Democracy, which Rushdoony called "the great love of the failures and cowards of life," would be replaced by strict Old Testament law — meaning the death penalty for homosexuality, along with a host of other "abominations," including heresy, astrology, and (for women only) "unchastity before marriage."

It was not enough for the good Reverend to lead the culture into ignorance and darkness: he helped to bring upon us the very tangible disaster of the criminal Bush administration. Falwell's moral values brought us the 1994 video, "The Clinton Chronicles," which Falwell heavily promoted in infomercials, as Murray Waas discusses here.

A conservative political organization with ties to the Rev. Jerry Falwell covertly paid more than $200,000 to individuals who made damaging allegations about President Clinton's personal conduct, Salon has learned. . . .

The drug smuggling and Vincent Foster allegations were prominently featured in "The Clinton Chronicles," a video produced by Citizens for Honest Government and co-financed, publicized and distributed by Falwell. The notorious 1994 video also insinuated that Clinton's political adversaries often met untimely and suspicious deaths. . . .

[A] direct-mail fund-raising appeal by Falwell suggests that Falwell was indeed involved with the video much earlier than he has acknowledged. The fund-raising appeal also shows that Falwell subsidized the production of the video as well. In the August 1994 direct-mail solicitation, Falwell asked supporters to "help me produce a national television documentary which will expose shocking new facts about Bill Clinton." The letter stated that Falwell was ready to make it available "as soon a I can raise approximately $40,000 needed to produce this video."

The video's commercial success is due in large part to its promotion on Falwell's "Old Time Gospel Hour," as well as in an infomercial for the video, which viewers could order through Falwell's Liberty Alliance.

During the infomercial, Falwell interviews a silhouetted individual whom he identifies only as an "investigative reporter."

"Could you please tell me and the American people why you think that your life and the lives of the others on this video are in danger?" Falwell asks the man.

"Jerry, two weeks ago we had an interview with a man who was an insider," the mystery man replies. "His plane crashed and he was killed an hour before the interview. You may say this is just a coincidence, but there was another fellow that we were also going to interview, and he was killed in a plane crash. Jerry, are these coincidences? I don't think so."

Falwell reassured the man: "Be assured, we will be praying for your safety."

During Salon's interview with Matrisciana [producer of the video], a reporter told him that his voice sounded familiar. When the reporter told Matrisciana that he sounded like the man in silhouette, Matrisciana acknowledged that he was the mystery man.
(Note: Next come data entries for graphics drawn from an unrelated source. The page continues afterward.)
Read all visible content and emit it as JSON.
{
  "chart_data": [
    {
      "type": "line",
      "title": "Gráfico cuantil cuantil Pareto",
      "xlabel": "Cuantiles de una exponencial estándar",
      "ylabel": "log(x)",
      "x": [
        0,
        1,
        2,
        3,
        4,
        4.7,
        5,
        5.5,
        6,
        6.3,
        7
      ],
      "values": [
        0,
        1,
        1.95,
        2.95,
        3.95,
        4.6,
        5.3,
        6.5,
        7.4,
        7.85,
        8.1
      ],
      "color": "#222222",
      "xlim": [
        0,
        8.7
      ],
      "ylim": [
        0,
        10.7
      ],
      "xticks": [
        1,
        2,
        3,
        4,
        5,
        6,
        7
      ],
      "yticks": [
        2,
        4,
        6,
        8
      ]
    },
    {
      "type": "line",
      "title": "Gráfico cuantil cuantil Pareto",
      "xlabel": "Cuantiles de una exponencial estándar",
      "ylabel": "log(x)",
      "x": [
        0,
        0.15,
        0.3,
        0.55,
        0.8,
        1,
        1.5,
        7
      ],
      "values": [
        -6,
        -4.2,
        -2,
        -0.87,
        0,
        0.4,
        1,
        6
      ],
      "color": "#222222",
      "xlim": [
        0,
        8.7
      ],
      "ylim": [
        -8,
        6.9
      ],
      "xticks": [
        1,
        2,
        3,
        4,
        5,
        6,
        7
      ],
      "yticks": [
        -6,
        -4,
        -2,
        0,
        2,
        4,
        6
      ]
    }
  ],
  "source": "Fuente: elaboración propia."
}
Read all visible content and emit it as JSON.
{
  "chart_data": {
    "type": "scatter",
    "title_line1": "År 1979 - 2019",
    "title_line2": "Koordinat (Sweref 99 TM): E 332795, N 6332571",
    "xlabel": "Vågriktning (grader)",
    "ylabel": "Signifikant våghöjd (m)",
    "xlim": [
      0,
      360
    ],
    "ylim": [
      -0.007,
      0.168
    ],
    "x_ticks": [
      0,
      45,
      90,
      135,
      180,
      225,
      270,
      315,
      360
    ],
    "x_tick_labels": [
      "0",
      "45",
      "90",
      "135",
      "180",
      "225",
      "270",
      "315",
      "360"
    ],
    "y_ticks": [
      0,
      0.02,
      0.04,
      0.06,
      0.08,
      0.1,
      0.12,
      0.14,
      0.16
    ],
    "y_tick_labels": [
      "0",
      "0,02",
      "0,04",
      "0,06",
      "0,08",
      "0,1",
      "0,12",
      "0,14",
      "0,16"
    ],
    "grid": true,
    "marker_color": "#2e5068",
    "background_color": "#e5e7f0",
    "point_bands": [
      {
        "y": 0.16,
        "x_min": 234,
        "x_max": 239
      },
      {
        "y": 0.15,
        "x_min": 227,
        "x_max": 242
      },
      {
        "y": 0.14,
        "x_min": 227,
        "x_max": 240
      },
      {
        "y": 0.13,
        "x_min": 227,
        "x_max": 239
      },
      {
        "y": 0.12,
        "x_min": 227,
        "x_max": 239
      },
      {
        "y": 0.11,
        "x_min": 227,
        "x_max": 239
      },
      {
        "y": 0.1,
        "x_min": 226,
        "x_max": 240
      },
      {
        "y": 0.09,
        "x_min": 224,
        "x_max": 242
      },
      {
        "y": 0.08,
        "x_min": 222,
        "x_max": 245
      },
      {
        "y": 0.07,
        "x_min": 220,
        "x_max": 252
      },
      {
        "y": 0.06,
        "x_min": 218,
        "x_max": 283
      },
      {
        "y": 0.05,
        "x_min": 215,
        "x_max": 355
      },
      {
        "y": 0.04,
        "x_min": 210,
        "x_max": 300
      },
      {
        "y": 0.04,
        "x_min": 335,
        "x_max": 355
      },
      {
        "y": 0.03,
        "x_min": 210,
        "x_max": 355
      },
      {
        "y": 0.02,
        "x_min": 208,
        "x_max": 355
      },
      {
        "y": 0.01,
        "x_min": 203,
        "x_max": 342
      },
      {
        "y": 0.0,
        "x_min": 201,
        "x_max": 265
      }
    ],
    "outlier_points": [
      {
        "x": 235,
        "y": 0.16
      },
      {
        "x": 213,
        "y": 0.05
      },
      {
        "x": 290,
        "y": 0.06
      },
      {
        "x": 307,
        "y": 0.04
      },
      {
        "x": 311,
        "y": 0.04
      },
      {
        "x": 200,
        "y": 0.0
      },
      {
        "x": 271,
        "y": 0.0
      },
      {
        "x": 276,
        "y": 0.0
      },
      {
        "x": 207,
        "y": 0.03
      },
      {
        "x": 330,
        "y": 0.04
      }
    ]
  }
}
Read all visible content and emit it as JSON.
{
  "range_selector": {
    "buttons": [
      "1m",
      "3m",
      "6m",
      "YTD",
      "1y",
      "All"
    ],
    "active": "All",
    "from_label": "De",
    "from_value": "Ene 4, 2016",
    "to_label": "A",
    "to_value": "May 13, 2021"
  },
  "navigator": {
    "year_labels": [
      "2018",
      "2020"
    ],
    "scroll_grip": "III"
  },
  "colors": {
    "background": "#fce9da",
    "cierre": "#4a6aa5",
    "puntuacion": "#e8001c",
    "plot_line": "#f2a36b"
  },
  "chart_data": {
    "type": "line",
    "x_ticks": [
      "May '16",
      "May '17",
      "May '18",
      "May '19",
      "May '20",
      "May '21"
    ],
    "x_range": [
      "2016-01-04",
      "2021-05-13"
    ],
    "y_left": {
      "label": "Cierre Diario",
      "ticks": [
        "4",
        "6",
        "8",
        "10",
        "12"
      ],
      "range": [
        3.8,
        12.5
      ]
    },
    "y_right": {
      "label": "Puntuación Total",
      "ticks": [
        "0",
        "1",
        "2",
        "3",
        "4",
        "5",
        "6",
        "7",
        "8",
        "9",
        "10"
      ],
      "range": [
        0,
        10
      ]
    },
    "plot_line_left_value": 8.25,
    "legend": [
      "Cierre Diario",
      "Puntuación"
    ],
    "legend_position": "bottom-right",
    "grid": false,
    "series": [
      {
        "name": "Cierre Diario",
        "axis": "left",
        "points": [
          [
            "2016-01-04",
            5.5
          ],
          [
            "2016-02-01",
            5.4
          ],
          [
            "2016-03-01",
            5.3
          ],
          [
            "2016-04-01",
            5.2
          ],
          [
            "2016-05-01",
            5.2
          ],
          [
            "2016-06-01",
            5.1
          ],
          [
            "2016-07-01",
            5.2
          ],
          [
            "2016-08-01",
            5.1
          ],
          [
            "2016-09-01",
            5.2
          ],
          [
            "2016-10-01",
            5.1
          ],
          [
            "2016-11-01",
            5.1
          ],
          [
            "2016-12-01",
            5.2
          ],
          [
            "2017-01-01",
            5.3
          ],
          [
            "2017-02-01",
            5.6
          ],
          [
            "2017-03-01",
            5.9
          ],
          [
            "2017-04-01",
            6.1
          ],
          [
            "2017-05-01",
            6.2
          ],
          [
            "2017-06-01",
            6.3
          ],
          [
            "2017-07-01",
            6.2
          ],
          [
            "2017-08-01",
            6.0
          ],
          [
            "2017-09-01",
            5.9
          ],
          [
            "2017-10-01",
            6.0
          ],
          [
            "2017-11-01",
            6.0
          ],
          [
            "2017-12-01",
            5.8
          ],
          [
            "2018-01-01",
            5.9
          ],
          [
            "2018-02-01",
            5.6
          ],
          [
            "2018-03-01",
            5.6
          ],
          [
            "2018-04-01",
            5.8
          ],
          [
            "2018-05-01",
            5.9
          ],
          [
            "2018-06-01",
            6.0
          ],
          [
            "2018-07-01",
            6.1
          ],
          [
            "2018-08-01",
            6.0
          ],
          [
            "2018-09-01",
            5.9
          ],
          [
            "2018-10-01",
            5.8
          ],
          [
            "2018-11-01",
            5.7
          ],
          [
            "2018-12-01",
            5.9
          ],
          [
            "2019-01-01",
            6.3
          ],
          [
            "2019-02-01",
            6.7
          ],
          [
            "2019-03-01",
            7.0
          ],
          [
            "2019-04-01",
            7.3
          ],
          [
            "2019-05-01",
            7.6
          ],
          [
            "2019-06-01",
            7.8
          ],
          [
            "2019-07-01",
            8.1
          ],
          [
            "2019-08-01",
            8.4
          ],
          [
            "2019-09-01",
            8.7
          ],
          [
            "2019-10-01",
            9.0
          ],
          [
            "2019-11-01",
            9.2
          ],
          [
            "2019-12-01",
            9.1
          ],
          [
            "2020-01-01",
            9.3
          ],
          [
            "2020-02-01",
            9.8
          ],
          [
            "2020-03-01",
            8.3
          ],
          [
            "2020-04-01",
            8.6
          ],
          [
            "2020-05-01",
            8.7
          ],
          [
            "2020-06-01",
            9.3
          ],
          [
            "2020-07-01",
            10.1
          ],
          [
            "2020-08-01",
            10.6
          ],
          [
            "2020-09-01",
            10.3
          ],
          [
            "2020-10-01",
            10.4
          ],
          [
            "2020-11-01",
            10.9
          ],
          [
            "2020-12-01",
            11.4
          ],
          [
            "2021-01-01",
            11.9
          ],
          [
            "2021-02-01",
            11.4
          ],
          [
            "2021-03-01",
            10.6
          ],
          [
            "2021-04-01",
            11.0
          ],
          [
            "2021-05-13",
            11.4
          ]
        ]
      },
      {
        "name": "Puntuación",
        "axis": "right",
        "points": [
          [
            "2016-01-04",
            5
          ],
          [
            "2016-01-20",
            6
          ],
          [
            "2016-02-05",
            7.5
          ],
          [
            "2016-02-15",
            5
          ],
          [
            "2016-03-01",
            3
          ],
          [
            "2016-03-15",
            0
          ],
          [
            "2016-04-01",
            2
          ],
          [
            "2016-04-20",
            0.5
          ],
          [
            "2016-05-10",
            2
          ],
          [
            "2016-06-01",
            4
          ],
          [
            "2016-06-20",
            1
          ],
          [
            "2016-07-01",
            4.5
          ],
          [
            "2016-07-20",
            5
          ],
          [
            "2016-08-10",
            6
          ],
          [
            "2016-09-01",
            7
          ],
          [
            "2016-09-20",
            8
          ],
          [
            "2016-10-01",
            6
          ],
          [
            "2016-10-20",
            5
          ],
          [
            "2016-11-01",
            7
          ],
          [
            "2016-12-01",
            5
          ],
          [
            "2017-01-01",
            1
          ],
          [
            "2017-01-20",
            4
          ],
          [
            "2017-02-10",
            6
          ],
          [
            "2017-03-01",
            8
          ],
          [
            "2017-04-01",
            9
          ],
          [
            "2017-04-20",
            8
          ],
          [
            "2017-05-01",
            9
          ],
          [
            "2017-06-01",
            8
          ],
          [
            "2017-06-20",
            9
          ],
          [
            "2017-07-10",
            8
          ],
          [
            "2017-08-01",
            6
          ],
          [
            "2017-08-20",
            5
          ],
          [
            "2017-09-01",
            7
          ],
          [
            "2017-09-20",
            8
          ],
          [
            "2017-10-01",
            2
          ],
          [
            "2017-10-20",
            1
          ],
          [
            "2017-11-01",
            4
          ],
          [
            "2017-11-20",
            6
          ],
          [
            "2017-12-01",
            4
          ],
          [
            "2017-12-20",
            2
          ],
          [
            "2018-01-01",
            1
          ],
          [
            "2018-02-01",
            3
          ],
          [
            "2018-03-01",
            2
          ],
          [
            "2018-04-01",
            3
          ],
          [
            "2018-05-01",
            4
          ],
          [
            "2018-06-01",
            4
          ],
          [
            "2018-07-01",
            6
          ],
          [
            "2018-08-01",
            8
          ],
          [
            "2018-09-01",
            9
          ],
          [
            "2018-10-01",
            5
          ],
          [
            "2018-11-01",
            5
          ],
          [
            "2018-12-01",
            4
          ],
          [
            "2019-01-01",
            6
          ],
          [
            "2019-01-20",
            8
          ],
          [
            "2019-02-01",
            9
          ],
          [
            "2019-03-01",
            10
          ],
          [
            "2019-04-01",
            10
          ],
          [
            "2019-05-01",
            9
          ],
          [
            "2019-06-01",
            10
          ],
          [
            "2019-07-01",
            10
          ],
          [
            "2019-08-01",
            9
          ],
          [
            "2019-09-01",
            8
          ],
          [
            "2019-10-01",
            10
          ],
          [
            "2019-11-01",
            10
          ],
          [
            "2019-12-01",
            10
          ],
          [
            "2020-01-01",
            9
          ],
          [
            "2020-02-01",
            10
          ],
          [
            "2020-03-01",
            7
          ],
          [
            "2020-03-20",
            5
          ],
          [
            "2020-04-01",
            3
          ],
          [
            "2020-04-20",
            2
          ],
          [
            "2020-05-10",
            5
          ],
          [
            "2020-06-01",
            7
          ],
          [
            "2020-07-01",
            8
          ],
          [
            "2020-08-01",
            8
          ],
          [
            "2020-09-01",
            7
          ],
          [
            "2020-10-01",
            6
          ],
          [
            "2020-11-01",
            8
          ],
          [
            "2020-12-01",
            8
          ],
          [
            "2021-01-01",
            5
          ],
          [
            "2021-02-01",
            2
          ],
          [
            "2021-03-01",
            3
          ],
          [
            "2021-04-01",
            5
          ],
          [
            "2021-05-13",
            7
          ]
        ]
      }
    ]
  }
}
"Obviously, I'm not an investigative reporter," Matrisciana admitted, "and I doubt our lives were actually ever in any real danger. That was Jerry's idea to do that ... He thought that would be dramatic."

I doubt that Falwell actually believed most of the filth he spewed. He was nothing but a con man, whose mission in life was to steal from poor and ignorant people. But the Republican presidential candidates are falling all over each other to praise his legacy, and James Dobson gets most of Larry King's show to tell us why he was a great man. He was a nasty, greedy, dishonest, hate filled, ignorant, evil, foul and vicious man who hated Jesus more than he loved himself.

Update: I said that the Republican candidates were falling all over each other to praise the hypocritical hate monger, and indeed most of them were. However, John Aravosis has compiled the actual score, and he gives Thompson, McCain and Giuliani credit for comparatively faint praise, and Tancredo and Paul, so far, have not eulogized him. (I would not expect Ron Paul, a principled libertarian, to express admiration for Falwell.)

The rest, however -- 5 out of 9 -- are elevating him to sainthood. Credit where it's due, but of course Ron Paul is not really trying to become president.